Gay men usually have to pursue surrogacy, which is not funded or supported by the NHS, while transgender people can face long waits to save eggs and sperm to allow them to have children.

Lead author Dr Carolyn Wilson-Nash, senior lecturer at the University of Stirling Business School, began investigating the issue after she and her wife made multiple attempts to conceive and faced challenges throughout the process.

The couple funded almost the entire process themselves and consulted a GP who had no experience of supporting same-sex couples seeking fertility care.

The researchers called for clearer treatment pathways, more inclusive services and better training for healthcare staff.

Dr Wilson-Nash, who is now the mother of a three-year-old boy, said: “The way the current system for fertility services is set up in the UK can lead to unequal pathways for the LGBTIQA+ population.

“For example, heterosexual couples can access NHS-funded in vitro fertilisation (IVF), whereas lesbian couples are often required to self-fund multiple rounds of intrauterine insemination (IUI) before becoming eligible for NHS support.

“Gay men usually have to pursue surrogacy, which is not funded by or supported by the NHS.

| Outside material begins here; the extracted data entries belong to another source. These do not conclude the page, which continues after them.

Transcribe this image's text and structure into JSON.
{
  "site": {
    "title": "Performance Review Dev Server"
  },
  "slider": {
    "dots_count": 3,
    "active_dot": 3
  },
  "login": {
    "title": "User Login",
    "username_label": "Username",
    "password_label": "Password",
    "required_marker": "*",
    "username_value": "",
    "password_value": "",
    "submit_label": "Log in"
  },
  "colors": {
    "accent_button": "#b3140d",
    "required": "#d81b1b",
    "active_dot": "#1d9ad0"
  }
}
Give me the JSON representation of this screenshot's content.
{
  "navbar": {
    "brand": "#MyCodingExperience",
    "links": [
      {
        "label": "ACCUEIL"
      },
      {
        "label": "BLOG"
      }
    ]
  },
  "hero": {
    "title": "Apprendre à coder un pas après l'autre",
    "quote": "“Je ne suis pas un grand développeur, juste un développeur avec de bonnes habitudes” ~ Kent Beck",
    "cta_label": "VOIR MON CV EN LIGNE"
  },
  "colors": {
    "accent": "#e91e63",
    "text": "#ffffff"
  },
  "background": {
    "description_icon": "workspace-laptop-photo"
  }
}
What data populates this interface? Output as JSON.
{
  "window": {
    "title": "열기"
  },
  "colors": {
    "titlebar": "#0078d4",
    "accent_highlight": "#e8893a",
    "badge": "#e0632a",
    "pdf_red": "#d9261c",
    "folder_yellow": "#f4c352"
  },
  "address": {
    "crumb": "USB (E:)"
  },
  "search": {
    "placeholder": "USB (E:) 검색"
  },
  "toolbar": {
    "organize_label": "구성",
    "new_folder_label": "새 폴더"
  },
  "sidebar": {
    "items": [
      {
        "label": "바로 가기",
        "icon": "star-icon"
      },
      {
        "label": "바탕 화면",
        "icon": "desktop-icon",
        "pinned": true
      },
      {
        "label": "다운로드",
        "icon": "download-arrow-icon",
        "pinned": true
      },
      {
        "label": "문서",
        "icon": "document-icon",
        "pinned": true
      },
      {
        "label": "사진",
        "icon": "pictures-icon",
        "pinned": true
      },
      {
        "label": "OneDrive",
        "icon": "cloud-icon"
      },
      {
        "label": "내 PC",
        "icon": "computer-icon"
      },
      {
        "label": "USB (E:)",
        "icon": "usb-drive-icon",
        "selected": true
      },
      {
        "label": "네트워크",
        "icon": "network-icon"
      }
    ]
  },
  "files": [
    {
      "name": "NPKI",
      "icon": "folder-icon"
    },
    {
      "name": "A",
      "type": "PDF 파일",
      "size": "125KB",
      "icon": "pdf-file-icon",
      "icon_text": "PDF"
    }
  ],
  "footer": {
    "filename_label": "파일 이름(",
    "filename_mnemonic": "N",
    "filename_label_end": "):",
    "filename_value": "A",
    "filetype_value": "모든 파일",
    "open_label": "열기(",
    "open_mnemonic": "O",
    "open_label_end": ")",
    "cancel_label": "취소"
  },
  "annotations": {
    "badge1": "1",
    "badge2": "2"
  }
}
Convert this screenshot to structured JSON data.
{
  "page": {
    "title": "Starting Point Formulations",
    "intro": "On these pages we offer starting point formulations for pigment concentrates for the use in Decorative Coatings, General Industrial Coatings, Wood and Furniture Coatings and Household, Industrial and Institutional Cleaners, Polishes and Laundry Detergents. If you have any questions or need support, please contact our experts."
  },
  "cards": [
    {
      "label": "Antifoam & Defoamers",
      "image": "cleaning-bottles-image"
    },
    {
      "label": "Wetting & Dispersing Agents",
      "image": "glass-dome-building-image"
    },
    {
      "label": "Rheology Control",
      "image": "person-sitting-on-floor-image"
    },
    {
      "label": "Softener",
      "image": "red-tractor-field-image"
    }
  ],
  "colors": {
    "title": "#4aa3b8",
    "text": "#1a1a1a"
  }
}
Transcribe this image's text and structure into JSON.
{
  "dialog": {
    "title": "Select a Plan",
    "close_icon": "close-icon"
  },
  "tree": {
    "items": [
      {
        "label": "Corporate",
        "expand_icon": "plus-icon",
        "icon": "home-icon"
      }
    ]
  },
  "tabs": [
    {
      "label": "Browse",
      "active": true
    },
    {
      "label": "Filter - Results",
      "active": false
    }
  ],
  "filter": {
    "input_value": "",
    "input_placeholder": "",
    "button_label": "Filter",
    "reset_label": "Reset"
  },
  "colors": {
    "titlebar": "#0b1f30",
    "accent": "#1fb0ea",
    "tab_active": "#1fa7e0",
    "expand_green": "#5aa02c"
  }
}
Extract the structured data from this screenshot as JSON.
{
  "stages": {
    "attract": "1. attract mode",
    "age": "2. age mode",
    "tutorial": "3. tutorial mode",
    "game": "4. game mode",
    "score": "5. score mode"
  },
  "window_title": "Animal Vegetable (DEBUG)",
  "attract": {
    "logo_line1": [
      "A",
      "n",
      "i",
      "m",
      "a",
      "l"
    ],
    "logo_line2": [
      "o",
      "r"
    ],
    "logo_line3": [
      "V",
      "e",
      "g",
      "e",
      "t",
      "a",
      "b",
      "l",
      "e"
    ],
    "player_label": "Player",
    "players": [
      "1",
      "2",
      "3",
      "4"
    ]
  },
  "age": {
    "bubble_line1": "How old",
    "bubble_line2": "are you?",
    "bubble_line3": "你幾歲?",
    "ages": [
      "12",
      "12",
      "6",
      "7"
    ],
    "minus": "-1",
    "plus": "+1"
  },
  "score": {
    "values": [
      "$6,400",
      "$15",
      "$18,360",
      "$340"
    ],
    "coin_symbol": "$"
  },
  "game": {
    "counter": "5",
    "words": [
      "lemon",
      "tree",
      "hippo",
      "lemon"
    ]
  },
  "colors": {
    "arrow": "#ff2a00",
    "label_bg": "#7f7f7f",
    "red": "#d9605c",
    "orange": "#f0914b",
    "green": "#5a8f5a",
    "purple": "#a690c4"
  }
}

“And transgender individuals often face long waiting times to save eggs and sperm to allow them to have children. So legal access does not necessarily translate into equitable or inclusive care.

“Building a family should be neither exclusive nor this difficult. Fertility services should be available to all, regardless of their sexual orientation or gender identity.”

Laura-Rose Thorogood, founder of LGBT Mummies and part of the UK’s Fertility Justice Campaign, said: “Right now, intended LGBTQIA+ parents are being discriminated against because of who they are, and who they love.

“This is ultimately forcing them down alternative pathways which in turn put them at long-term risk physically, psychologically and socially.

“By providing access to treatment, our community can thrive and create the families they dream of by their chosen route.”